The Bonneville Power Administration and Portland General Electric have identified terms and conditions to be addressed in connection with their discussions concerning joint development of PGE’s proposed Cascade Crossing Transmission Project.

The terms and conditions include a broad range of technical studies, economic considerations and other work necessary for the parties to further evaluate the project and their scope of participation.

“PGE is committed to working with BPA and other regional utilities to develop a project that would help meet the state’s growing energy needs, including renewable power, and strengthen reliability of the Northwest’s grid,” said Bill Nicholson, senior vice president for customer service, transmission and distribution. “This agreement is part of a collaborative relationship with BPA to ensure we meet our respective customers’ transmission needs.”
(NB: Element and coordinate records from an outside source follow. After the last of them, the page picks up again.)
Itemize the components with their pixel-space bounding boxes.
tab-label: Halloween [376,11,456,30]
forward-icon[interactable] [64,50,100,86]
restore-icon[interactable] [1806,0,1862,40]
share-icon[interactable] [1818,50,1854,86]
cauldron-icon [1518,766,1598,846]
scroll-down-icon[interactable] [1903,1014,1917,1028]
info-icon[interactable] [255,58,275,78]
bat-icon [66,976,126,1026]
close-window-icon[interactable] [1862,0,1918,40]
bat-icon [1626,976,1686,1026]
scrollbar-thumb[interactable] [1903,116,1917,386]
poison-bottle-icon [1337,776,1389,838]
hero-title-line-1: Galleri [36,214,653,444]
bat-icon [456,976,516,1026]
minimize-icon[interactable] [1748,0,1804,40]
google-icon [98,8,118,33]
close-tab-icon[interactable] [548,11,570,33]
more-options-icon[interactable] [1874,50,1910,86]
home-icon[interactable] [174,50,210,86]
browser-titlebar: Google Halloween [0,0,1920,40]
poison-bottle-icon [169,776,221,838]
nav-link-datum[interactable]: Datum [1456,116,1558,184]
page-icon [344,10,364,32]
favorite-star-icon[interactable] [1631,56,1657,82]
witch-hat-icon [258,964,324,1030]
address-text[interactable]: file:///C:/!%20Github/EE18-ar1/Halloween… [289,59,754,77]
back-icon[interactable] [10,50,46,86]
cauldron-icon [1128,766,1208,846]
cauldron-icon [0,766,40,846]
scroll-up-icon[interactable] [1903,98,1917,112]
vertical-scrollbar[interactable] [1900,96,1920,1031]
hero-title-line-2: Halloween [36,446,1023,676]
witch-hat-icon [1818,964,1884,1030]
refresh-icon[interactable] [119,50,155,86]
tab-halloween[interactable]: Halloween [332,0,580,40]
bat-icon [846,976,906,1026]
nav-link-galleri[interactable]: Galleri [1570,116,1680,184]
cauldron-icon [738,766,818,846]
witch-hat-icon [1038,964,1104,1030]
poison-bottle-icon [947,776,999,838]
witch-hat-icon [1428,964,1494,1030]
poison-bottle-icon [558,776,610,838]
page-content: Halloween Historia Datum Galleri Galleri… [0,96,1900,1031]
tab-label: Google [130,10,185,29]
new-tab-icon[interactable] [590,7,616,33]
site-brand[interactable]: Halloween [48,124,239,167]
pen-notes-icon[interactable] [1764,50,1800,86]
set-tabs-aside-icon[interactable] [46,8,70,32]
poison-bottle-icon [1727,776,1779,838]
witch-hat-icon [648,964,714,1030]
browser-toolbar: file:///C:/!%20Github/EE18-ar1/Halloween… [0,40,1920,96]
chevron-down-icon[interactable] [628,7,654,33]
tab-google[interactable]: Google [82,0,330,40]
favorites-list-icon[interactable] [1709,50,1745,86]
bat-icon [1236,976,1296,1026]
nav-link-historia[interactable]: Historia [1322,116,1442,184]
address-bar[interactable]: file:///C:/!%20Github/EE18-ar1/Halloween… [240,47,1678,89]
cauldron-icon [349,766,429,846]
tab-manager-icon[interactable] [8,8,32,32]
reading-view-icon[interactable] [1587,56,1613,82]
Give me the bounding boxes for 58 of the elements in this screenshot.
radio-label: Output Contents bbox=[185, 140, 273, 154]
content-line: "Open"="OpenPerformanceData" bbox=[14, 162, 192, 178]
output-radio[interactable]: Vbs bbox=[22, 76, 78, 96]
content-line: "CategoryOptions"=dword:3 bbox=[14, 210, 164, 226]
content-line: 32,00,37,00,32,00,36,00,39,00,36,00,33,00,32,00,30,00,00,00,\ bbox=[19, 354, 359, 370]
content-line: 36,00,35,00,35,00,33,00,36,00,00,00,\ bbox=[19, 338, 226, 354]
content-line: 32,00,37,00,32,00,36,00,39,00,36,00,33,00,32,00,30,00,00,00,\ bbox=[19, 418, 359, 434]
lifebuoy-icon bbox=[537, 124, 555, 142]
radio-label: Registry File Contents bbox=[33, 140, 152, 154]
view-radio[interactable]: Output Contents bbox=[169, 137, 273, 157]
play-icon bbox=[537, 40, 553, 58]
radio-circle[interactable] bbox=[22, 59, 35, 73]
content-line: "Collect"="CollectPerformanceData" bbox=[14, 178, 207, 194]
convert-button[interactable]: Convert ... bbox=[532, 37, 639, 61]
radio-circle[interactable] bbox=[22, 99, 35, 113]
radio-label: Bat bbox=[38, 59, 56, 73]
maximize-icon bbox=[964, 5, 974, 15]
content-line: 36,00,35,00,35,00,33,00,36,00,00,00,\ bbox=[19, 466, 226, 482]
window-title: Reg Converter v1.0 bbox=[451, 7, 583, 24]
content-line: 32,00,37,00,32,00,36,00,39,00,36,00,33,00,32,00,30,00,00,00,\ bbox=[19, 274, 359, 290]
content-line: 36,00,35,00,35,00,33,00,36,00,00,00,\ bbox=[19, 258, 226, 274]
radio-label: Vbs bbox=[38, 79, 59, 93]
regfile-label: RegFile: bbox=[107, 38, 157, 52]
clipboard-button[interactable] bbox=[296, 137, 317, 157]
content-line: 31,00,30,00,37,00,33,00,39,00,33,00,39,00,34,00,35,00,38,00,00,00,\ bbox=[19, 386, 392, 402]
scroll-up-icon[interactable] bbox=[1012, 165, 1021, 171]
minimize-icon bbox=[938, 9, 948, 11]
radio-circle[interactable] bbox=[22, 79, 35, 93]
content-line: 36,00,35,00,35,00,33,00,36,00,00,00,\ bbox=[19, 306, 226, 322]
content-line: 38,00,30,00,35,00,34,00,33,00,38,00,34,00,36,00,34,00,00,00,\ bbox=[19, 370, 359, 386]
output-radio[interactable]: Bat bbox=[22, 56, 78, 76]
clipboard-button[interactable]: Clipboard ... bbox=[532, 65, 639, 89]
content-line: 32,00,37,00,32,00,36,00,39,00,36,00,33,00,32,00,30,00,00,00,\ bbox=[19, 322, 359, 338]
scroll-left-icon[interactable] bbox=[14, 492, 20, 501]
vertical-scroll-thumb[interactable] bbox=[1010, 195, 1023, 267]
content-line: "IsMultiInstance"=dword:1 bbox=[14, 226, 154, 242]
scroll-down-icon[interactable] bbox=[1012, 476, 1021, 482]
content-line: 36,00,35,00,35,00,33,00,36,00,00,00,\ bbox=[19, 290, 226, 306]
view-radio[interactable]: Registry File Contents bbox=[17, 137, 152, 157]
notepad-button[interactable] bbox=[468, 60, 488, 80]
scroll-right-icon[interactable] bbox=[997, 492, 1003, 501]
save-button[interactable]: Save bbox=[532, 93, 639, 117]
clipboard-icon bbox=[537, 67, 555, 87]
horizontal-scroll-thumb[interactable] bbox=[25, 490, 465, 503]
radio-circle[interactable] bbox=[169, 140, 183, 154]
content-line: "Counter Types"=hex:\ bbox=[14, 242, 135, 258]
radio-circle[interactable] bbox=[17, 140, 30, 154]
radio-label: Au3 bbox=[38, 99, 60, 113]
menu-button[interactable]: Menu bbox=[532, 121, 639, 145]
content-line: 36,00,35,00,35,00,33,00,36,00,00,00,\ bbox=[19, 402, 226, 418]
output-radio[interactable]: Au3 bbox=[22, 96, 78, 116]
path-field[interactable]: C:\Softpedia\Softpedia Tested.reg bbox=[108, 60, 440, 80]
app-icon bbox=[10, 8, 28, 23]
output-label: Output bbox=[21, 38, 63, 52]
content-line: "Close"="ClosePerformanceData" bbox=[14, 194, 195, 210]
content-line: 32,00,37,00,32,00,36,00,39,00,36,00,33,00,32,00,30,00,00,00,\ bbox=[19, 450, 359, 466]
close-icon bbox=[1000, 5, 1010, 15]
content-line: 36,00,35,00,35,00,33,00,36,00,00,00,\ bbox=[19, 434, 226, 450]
“We continue to explore cost-effective ways to meet the region’s growing electricity needs,” said Brian Silverstein, BPA Transmission Services senior vice president. “We are always willing to explore ways to provide benefits to ratepayers throughout the Northwest and minimize the need for new transmission facilities.”

PGE has proposed Cascade Crossing, a 500-kV transmission line running from Boardman, Oregon, to the Salem, Oregon, area, to help meet Oregon’s growing energy needs, enhance reliability of the electrical grid and allow for development of more renewable power projects to help meet the state’s Renewable Portfolio Standard. The project would connect new and existing energy generating resources east of the Cascades to the Willamette Valley.

PGE previously executed memorandums of understanding for discussion surrounding Cascade Crossing with PacifiCorp, Idaho Power and the Confederated Tribes of Warm Springs (CTWS). In order to build the project, PGE must obtain approvals from the CTWS, state and federal governments. PGE has submitted a Notice of Intent to apply for an Energy Facility Site Certificate from the Oregon Energy Facility Siting Council and has applied to the federal government for right-of-way grants and special use authorization to cross federally managed lands. PGE is in the second year of what is expected to be more than a three-year permitting process, which includes a variety of opportunities for public input.